Ms Chirwa says their national skills fund project helps to get young people into paid internships and many of their beneficiaries, she says, have gone on to achieve success.

Phathiswa Dewet, 39, from Crossroads, joined Educo in 2004 and she remembers taking three days to hike up a mountain at the Groot Winterhoek Reserve.

She now works for the City of Cape Town’s library services.

“If it wasn’t for Educo, I would never have been exposed to these different spheres of government. The organisation believed in me, so I believed in myself that anything is possible.”

Masakhane Matushe, 26, from Mfuleni joined the organisation in 2011 and took part in a leadership programme.

“It helped me to learn a lot about myself and helped me to discover that I have leadership qualities,” he says.

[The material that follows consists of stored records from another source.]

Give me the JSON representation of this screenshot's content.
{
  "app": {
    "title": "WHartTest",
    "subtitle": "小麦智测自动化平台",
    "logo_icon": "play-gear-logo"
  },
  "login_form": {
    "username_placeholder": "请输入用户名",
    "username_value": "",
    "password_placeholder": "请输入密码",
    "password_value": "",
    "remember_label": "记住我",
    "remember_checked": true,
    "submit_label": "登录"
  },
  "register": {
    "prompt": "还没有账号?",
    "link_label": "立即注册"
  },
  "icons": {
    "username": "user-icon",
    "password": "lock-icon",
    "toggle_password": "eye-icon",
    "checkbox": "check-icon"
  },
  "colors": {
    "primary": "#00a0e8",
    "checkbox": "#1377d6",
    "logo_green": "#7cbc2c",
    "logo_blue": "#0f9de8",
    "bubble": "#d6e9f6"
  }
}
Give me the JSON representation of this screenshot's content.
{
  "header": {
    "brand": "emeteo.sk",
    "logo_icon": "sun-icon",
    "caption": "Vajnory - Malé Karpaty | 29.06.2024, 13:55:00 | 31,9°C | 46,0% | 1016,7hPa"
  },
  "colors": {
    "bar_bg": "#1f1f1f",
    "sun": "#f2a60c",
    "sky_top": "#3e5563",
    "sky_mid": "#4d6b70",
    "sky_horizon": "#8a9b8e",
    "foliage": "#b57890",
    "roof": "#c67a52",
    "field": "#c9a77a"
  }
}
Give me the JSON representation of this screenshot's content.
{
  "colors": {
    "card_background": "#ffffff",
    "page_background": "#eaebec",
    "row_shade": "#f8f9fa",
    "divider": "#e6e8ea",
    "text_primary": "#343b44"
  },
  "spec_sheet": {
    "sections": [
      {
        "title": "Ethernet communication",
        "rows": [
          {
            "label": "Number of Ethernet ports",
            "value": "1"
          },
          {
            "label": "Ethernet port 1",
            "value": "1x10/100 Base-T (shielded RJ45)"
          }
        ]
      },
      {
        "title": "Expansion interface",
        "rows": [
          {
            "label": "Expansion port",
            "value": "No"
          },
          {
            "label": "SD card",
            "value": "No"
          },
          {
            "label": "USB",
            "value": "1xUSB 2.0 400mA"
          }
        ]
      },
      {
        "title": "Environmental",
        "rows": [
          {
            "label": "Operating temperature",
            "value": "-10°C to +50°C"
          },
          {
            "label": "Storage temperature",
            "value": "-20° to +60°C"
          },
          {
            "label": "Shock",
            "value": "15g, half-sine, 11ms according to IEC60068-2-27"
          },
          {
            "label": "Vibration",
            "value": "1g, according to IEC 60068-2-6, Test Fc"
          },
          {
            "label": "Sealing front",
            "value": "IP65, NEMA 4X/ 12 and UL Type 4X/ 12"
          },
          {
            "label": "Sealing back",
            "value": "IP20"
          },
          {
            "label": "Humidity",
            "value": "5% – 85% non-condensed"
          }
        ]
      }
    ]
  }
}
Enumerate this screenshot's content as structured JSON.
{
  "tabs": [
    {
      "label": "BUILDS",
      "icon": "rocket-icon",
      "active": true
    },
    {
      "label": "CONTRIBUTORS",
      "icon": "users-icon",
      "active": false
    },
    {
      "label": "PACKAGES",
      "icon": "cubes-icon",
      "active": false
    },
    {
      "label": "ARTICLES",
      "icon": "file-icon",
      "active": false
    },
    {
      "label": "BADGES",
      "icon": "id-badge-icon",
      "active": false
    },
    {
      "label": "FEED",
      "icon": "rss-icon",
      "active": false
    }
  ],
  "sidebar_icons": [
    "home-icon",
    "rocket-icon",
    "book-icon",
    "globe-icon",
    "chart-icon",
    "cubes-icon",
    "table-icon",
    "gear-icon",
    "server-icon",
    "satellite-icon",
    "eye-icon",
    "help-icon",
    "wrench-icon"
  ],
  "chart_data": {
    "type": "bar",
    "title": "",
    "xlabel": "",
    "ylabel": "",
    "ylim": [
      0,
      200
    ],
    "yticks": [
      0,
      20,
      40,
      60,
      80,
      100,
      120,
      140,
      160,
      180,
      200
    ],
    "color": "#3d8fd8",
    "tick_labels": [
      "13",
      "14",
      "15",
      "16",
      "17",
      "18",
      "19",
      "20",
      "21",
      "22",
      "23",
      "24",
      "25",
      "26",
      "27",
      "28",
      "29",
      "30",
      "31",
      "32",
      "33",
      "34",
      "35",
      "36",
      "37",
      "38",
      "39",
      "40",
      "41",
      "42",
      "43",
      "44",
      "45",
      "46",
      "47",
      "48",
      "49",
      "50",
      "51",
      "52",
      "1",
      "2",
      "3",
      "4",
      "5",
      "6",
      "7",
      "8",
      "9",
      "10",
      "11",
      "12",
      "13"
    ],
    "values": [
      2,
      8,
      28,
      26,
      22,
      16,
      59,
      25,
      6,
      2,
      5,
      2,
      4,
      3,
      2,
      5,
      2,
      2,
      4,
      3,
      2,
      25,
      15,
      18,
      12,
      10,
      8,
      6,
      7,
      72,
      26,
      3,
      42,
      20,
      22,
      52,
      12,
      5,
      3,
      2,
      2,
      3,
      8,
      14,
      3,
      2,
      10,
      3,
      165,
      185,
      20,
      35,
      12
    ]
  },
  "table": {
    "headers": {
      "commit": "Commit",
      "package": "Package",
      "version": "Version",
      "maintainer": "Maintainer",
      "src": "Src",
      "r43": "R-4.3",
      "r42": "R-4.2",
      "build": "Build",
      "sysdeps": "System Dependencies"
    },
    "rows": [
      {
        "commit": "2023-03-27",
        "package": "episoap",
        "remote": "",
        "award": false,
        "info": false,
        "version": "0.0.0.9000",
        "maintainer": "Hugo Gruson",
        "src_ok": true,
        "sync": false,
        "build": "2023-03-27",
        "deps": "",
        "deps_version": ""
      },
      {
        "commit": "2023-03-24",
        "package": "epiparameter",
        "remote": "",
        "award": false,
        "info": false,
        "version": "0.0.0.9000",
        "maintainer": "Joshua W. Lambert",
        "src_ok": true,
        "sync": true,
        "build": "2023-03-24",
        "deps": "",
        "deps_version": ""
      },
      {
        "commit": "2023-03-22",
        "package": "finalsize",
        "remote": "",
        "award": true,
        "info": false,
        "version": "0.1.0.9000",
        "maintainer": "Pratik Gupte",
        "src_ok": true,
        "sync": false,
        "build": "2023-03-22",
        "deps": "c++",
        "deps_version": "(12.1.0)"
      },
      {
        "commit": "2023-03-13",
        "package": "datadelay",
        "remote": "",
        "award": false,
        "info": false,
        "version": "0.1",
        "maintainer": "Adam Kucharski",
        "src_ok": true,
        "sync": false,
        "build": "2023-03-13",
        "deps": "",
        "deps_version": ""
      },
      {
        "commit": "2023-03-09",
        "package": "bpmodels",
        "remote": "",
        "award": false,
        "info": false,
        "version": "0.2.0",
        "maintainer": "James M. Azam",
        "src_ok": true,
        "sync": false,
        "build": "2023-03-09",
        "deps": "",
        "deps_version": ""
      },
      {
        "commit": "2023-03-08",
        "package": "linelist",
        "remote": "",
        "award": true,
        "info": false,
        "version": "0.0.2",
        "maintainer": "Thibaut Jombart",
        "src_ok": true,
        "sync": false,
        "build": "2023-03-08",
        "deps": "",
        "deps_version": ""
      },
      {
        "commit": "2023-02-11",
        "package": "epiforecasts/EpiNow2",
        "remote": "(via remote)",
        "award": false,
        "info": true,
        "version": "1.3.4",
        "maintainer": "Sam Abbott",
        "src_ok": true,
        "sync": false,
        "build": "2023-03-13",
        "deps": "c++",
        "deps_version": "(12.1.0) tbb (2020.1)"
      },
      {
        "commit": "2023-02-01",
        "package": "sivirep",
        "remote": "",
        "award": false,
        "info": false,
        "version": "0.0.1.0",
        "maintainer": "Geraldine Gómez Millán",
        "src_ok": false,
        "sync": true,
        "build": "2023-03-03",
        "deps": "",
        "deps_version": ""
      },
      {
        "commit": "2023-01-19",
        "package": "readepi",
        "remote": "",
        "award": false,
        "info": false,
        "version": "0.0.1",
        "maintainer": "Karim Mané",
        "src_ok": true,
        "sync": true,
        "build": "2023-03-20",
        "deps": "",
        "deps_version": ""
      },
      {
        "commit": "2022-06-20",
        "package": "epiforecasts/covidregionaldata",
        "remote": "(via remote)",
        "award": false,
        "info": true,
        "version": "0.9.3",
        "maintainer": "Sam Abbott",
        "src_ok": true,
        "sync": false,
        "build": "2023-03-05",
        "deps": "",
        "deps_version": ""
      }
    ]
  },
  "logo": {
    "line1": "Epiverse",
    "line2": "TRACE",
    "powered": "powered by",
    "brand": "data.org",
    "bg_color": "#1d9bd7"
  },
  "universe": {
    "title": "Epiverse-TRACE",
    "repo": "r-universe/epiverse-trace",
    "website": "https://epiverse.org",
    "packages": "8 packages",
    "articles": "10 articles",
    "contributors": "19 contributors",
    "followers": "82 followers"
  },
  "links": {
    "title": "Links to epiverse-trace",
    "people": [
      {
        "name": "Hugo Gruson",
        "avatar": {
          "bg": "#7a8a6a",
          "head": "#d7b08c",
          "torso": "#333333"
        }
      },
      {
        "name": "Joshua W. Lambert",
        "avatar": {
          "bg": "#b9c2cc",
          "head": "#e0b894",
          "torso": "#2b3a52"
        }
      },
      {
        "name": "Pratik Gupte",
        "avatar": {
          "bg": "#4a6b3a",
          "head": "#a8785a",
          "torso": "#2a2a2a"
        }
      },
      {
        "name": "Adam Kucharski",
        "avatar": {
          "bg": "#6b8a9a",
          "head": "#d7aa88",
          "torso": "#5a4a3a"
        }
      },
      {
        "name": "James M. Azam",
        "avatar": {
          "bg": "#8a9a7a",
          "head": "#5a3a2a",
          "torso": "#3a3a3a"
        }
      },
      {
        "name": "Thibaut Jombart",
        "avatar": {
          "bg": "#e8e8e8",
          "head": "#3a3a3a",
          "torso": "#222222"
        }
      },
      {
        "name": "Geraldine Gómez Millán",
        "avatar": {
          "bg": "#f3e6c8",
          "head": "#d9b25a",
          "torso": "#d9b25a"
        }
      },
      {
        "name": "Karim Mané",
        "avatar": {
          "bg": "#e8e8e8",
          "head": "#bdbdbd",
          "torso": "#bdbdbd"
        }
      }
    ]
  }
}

He is now a teacher at Grove Primary in Claremont and is also a qualified counsellor.

Educo Africa now has branches in the Eastern Cape, KwaZulu-Natal, Gauteng and the Northern Cape and helps between 900 to 1 000 people annually, according to Ms Chirwa.

“If the young person’s needs are different to what we offer, we will ask them, how can we help?”

Among other things, they help young people who are unemployed, those looking for leadership skills and those in conflict with the law. They also work in children’s homes.

“We create a platform for giving young people a chance,” she says.